Pattern Index (Quick Reference)
| Pattern | Chapter | Problem | Solution |
|---|---|---|---|
| Granularity | 2 | Don’t know what makes a row unique | Express as “one row per X per Y”, verify with GROUP BY + HAVING |
| Aggregation | 2 | Too fine-grained for target | GROUP BY fewer columns, CASE to reclassify |
| Date Granularity | 2 | Timestamp too precise | CAST(AS DATE) or DATE_TRUNC |
| Pivoting | 2 | Need row values as columns | SUM(CASE WHEN … THEN 1 ELSE 0 END) |
| Granularity Multiplication | 2 | JOIN multiplies rows | Aggregate before joining |
| Accidental INNER JOIN | 2 | LEFT JOIN filters in WHERE become INNER | Put filters in ON clause |
| CTE Decomposition | 3 | Complex query is unmanageable | Break into single-purpose CTEs |
| Reusability | 4 | CTEs can’t be reused | Design at general-enough grain |
| DRY | 4 | Duplicated SQL logic | Extract to CTE, use UNION ALL |
| Views | 4 | Same CTE in multiple queries | Promote to CREATE VIEW |
| Reduce Rows | 5 | Joins on large tables are slow | Filter in CTEs before joining |
| Avoid Functions in WHERE | 5 | Full table scans | Use LIKE instead of functions |
| Reduce Columns | 5 | SELECT * is expensive | Select only needed columns |
| Delay Ordering | 5 | Sorting in CTEs wastes compute | ORDER BY only in final query |
| Bounded Time Windows | 5 | Query gets slower over time | Use fixed or sliding date bounds |
| Safe Casting | 6 | CAST fails on bad data | SAFE_CAST + COALESCE |
| Force Formatting | 6 | Inconsistent data formats | CASE + SUBSTRING to reconstruct |
| NULL Defense | 6 | NULLs propagate silently | COALESCE around all fields |
| Safe Division | 6 | Division by zero | SAFE_DIVIDE + IFNULL |
| String Comparison | 6 | Case/whitespace mismatches | TRIM(LOWER()) on both sides |
Connections
- 06-reference/concepts/systems-over-goals — Patterns are systems. Learning 20 named patterns gives you a reusable toolkit that applies across any SQL problem, rather than solving each query from scratch.
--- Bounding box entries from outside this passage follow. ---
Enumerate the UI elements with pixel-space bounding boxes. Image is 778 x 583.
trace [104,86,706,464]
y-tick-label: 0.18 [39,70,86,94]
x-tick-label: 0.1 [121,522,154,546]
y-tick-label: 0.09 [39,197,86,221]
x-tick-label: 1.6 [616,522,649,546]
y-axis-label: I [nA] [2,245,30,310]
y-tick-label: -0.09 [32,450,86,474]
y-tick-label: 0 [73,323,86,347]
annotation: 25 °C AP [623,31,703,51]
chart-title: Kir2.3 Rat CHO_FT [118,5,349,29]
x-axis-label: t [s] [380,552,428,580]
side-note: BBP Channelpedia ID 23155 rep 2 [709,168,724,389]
- 06-reference/2026-04-03-the-data-warehouse-toolkit — Kimball’s dimensional modeling operates at the schema design level; Xheblati’s patterns operate at the query authoring level. They’re complementary: Kimball tells you what to build, SQL Patterns tells you how to query it.
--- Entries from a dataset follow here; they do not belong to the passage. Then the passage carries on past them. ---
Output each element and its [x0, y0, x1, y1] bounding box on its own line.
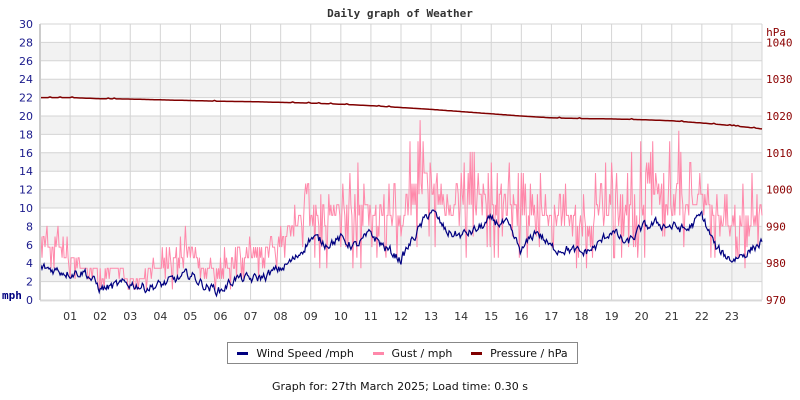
x-tick: 04 — [153, 310, 167, 323]
y-tick-left: 0 — [26, 294, 33, 307]
y-tick-left: 30 — [19, 18, 33, 31]
legend-label: Wind Speed /mph — [256, 346, 354, 360]
x-tick: 16 — [514, 310, 528, 323]
y-tick-left: 24 — [19, 73, 33, 86]
gust-series — [39, 120, 763, 290]
x-tick: 13 — [424, 310, 438, 323]
x-tick: 20 — [635, 310, 649, 323]
y-tick-left: 22 — [19, 92, 33, 105]
wind-speed-series — [39, 209, 763, 298]
y-tick-left: 8 — [26, 220, 33, 233]
legend-label: Gust / mph — [391, 346, 453, 360]
y-tick-left: 20 — [19, 110, 33, 123]
x-tick: 10 — [334, 310, 348, 323]
x-tick: 07 — [244, 310, 258, 323]
x-tick: 18 — [575, 310, 589, 323]
y-tick-left: 26 — [19, 55, 33, 68]
y-tick-right: 1020 — [766, 110, 793, 123]
y-tick-left: 18 — [19, 128, 33, 141]
grid-lines — [40, 23, 763, 301]
x-tick: 23 — [725, 310, 739, 323]
y-tick-right: 1030 — [766, 73, 793, 86]
y-tick-left: 2 — [26, 276, 33, 289]
y-tick-left: 4 — [26, 257, 33, 270]
x-tick: 06 — [214, 310, 228, 323]
y-tick-right: 970 — [766, 294, 786, 307]
x-tick: 03 — [123, 310, 137, 323]
legend-item-gust: Gust / mph — [372, 346, 453, 360]
x-tick: 09 — [304, 310, 318, 323]
legend-swatch-wind-icon — [237, 351, 249, 355]
x-tick: 17 — [544, 310, 558, 323]
y-tick-right: 1000 — [766, 184, 793, 197]
y-tick-left: 6 — [26, 239, 33, 252]
y-tick-left: 16 — [19, 147, 33, 160]
x-tick: 19 — [605, 310, 619, 323]
legend-item-wind-speed: Wind Speed /mph — [237, 347, 354, 360]
y-tick-right: 980 — [766, 257, 786, 270]
x-tick: 11 — [364, 310, 378, 323]
footer-status: Graph for: 27th March 2025; Load time: 0… — [271, 380, 529, 393]
x-axis-ticks: 01 02 03 04 05 06 07 08 09 10 11 12 13 14 15 16 17 18 19 20… — [63, 310, 739, 323]
x-tick: 08 — [274, 310, 288, 323]
axes — [39, 24, 762, 302]
y-axis-right-unit: hPa — [766, 26, 786, 39]
legend-swatch-gust-icon — [372, 351, 384, 355]
y-tick-left: 14 — [19, 165, 33, 178]
x-tick: 12 — [394, 310, 408, 323]
data-series — [39, 96, 763, 298]
chart-legend: Wind Speed /mph Gust / mph Pressure / hP… — [227, 342, 578, 364]
x-tick: 22 — [695, 310, 709, 323]
y-tick-right: 1040 — [766, 36, 793, 49]
y-tick-right: 990 — [766, 220, 786, 233]
y-tick-left: 10 — [19, 202, 33, 215]
x-tick: 14 — [454, 310, 468, 323]
y-tick-right: 1010 — [766, 147, 793, 160]
legend-label: Pressure / hPa — [490, 346, 568, 360]
x-tick: 01 — [63, 310, 77, 323]
legend-item-pressure: Pressure / hPa — [471, 347, 568, 360]
x-tick: 15 — [484, 310, 498, 323]
y-axis-right-ticks: 970 980 990 1000 1010 1020 1030 1040 — [766, 36, 793, 307]
x-tick: 21 — [665, 310, 679, 323]
legend-swatch-pressure-icon — [471, 351, 483, 355]
pressure-series — [40, 96, 763, 130]
y-tick-left: 28 — [19, 36, 33, 49]
x-tick: 05 — [183, 310, 197, 323]
chart-title: Daily graph of Weather — [327, 7, 473, 20]
y-axis-left-unit: mph — [2, 289, 22, 302]
x-tick: 02 — [93, 310, 107, 323]
y-tick-left: 12 — [19, 184, 33, 197]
- 06-reference/2026-04-04-dedp-data-asset-reusability-pattern — The Reusability Principle and DRY at the CTE/view level are the micro-expression of data asset reusability at the platform level.
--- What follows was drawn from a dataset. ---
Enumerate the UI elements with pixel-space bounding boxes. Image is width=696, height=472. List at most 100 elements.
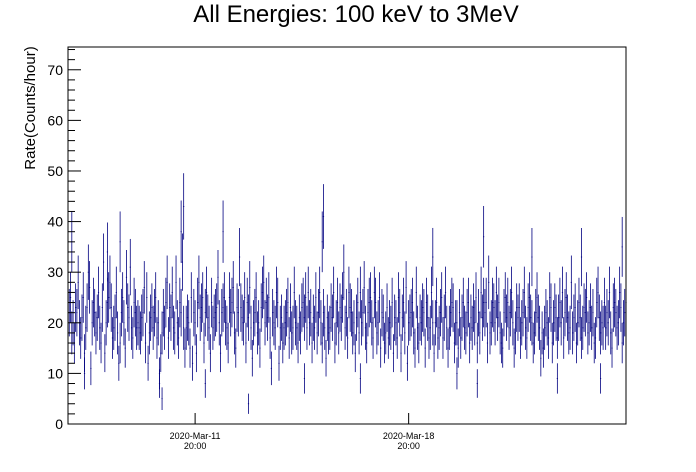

- 06-reference/2026-04-04-analytics-engineering-levels — This book covers Level 1 (writing correct queries) and Level 2 (writing maintainable, performant queries). It’s the practical skills complement to the levels framework.
- 01-projects/phdata/index — Strong reference material for consulting engagements. These patterns are the kind of thing you teach in a SQL workshop or embed in a client’s style guide.
Open Questions
- Window functions and string manipulation: The book mentions a Chapter 8 covering window functions, regex, and JSON parsing, but it’s not included in this PDF. Worth tracking down — window functions are a Level 2-3 skill gap for many analysts.
- dbt integration: How do these CTE patterns map to dbt’s model/ref paradigm? The Reusability and DRY patterns are essentially what dbt enforces structurally. Could be worth a dedicated note connecting the two.
- Materialization strategy: Xheblati mentions BigQuery’s CTE nesting limits and the option to materialize views. What’s the decision framework for when to materialize? This connects to cost optimization patterns.
- Testing patterns: The granularity verification query (
GROUP BY + HAVING COUNT(*) > 1) is a lightweight data test. How does this relate to dbt tests or Great Expectations?